A 3D MRI of both shoulders was performed to evaluate the volume loss and guide implant design. Using the MRI data, a 3D reconstruction of the missing deltoid muscle was modeled as a single wraparound implant (although such an implant would not be surgically feasible due to placement and complication risks). From this model, implant volume and shape estimates were used to carve two separate solid silicone implants from preformed contoured blocks.

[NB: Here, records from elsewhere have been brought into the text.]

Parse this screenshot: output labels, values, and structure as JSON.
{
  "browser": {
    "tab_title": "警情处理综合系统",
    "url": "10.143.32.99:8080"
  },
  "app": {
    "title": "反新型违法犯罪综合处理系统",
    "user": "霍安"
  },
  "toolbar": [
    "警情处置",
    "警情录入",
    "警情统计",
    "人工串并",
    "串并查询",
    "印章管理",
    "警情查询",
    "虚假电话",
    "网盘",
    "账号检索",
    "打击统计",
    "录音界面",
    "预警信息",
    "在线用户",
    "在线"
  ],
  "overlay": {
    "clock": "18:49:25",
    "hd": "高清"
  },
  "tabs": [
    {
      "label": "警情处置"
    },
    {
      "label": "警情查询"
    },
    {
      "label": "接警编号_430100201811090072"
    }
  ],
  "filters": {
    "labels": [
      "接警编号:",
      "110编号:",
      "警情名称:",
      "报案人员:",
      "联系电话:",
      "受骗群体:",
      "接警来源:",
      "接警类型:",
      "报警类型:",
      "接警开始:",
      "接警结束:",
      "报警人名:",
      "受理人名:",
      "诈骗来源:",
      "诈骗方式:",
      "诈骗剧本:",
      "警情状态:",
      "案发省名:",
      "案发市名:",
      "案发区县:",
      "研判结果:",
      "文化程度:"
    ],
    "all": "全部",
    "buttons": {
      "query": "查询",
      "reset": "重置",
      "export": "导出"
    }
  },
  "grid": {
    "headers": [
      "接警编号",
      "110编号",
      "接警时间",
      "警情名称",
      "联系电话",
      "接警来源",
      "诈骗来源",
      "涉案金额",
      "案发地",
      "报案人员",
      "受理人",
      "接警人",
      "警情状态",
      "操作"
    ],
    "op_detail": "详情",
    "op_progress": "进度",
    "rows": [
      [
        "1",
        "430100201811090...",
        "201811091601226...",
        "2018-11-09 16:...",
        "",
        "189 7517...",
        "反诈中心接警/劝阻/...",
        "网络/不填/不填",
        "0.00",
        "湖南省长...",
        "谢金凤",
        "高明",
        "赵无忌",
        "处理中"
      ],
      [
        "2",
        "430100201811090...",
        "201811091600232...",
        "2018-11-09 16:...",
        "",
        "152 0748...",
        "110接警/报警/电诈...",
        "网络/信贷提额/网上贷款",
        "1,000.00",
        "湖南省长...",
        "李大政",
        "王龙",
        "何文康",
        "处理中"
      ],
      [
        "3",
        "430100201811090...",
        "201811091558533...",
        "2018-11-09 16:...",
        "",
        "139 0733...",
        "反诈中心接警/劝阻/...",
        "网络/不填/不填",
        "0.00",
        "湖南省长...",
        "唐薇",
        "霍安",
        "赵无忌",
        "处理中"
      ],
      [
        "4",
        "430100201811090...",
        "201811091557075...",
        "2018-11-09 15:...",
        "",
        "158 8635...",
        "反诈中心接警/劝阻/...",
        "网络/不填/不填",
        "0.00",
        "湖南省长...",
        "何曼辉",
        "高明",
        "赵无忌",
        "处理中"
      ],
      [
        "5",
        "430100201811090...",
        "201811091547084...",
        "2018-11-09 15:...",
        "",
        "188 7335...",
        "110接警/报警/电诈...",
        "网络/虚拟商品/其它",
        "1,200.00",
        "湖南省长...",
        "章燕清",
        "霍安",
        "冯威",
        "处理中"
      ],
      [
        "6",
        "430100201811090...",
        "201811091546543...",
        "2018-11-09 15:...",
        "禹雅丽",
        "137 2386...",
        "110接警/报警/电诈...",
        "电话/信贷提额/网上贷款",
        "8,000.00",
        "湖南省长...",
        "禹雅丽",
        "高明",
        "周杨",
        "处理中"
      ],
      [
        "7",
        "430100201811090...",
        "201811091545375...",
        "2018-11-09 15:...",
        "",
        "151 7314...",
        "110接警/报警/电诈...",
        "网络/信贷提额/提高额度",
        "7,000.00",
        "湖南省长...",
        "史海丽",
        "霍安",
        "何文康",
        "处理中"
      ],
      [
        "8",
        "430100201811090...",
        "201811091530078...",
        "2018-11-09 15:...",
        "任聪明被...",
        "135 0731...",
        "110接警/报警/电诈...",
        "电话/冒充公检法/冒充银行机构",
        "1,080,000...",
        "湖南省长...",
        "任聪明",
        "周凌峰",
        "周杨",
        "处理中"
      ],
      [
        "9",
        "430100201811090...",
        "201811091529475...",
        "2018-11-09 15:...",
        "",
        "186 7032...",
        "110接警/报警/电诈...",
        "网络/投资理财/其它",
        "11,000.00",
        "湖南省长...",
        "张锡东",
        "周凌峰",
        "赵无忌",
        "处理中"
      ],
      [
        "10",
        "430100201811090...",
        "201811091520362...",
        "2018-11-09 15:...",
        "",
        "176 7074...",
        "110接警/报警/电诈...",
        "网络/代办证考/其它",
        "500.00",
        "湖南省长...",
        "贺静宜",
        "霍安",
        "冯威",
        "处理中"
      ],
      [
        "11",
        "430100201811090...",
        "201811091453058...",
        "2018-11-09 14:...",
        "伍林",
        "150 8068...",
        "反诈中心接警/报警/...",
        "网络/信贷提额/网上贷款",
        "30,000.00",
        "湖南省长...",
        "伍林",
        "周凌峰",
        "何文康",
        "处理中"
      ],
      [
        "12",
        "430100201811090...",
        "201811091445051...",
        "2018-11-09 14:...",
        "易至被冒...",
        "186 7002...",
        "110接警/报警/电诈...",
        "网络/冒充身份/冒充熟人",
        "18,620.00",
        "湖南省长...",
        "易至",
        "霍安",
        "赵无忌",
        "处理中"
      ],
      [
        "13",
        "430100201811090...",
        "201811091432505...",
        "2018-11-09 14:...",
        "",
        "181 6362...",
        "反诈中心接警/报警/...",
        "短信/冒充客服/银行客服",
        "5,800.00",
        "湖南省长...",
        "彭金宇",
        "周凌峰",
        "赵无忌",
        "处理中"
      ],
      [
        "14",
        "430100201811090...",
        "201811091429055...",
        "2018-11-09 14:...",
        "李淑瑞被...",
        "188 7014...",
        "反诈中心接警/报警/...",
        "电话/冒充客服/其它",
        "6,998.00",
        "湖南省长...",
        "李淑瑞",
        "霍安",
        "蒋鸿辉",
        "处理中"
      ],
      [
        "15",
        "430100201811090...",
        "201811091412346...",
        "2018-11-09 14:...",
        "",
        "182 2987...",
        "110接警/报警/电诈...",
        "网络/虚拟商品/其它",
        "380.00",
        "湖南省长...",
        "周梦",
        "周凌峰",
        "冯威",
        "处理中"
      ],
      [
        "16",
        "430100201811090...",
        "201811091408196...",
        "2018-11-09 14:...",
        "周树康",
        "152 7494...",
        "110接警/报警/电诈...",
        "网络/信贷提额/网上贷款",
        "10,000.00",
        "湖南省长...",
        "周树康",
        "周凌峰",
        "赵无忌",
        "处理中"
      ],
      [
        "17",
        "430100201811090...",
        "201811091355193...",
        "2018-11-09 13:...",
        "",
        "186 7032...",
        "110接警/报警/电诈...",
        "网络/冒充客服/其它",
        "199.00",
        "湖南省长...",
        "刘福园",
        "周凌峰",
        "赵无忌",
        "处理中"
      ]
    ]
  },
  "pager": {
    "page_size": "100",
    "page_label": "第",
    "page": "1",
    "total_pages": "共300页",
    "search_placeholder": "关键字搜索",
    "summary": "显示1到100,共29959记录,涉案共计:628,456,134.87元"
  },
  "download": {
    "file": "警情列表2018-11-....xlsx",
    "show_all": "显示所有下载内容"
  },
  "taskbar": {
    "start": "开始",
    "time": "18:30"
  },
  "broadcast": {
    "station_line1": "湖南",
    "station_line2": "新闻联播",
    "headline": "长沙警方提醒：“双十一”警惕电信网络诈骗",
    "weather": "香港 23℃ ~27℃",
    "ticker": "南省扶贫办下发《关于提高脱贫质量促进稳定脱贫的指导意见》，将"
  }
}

Under general anesthesia, implant outlines and incision sites were marked on the shoulder. After making the incisions, the deltoid fascia was opened, and subfascial pockets were created in the atrophic space. The larger posterior implant was placed first, followed by the smaller anterior implant. It is critical to position the implants high on the shoulder to recreate a natural rounded contour.

The incisions were closed in multiple layers, and a drain was placed in the posterior pocket.
Early postoperative results demonstrated a marked improvement in shoulder contour, significantly reducing asymmetry between the two sides.

Postoperative Care

  • Limit right arm range of motion for several weeks to reduce the risk of seroma formation.
  • Gradual return to normal activity after 3–4 weeks.
  • Drain removal in 7–10 days.
  • Avoid heavy lifting or strenuous workouts for 6–8 weeks.

Discussion

The only effective method for restoring shoulder contour after deltoid muscle loss due to nerve injury is implant-based reconstruction. While functional recovery is not achievable, the restoration of a rounded shoulder contour provides significant aesthetic and psychological benefits, improving symmetry and body balance.

Solid silicone implants offer long-term stability, and implant migration is exceedingly rare. Implants may be either standardized contoured blocks tailored to the patient’s anatomy or custom-designed from 3D MRI data.

Despite their effectiveness, deltoid implants are not complication-free. Because they are placed in tissue lacking normal muscle thickness, seroma formation is a recognized issue. The use of drains reduces this risk, though occasional needle aspirations may be necessary in the first postoperative month.
From an aesthetic standpoint, lower-edge implant visibility or edging can occur depending on implant design and silicone firmness. While perfect symmetry is rarely attainable, most patients find the initial improvement satisfactory. In select cases, secondary implant refinement can further enhance symmetry and contour.

Key Points

  1. Deltoid muscle denervation leads to severe muscle wasting and shoulder asymmetry.
  2. Silicone implants offer reliable restoration using a two-piece placement technique that minimizes risk.
  3. High incisional placement helps achieve a natural, rounded shoulder contour.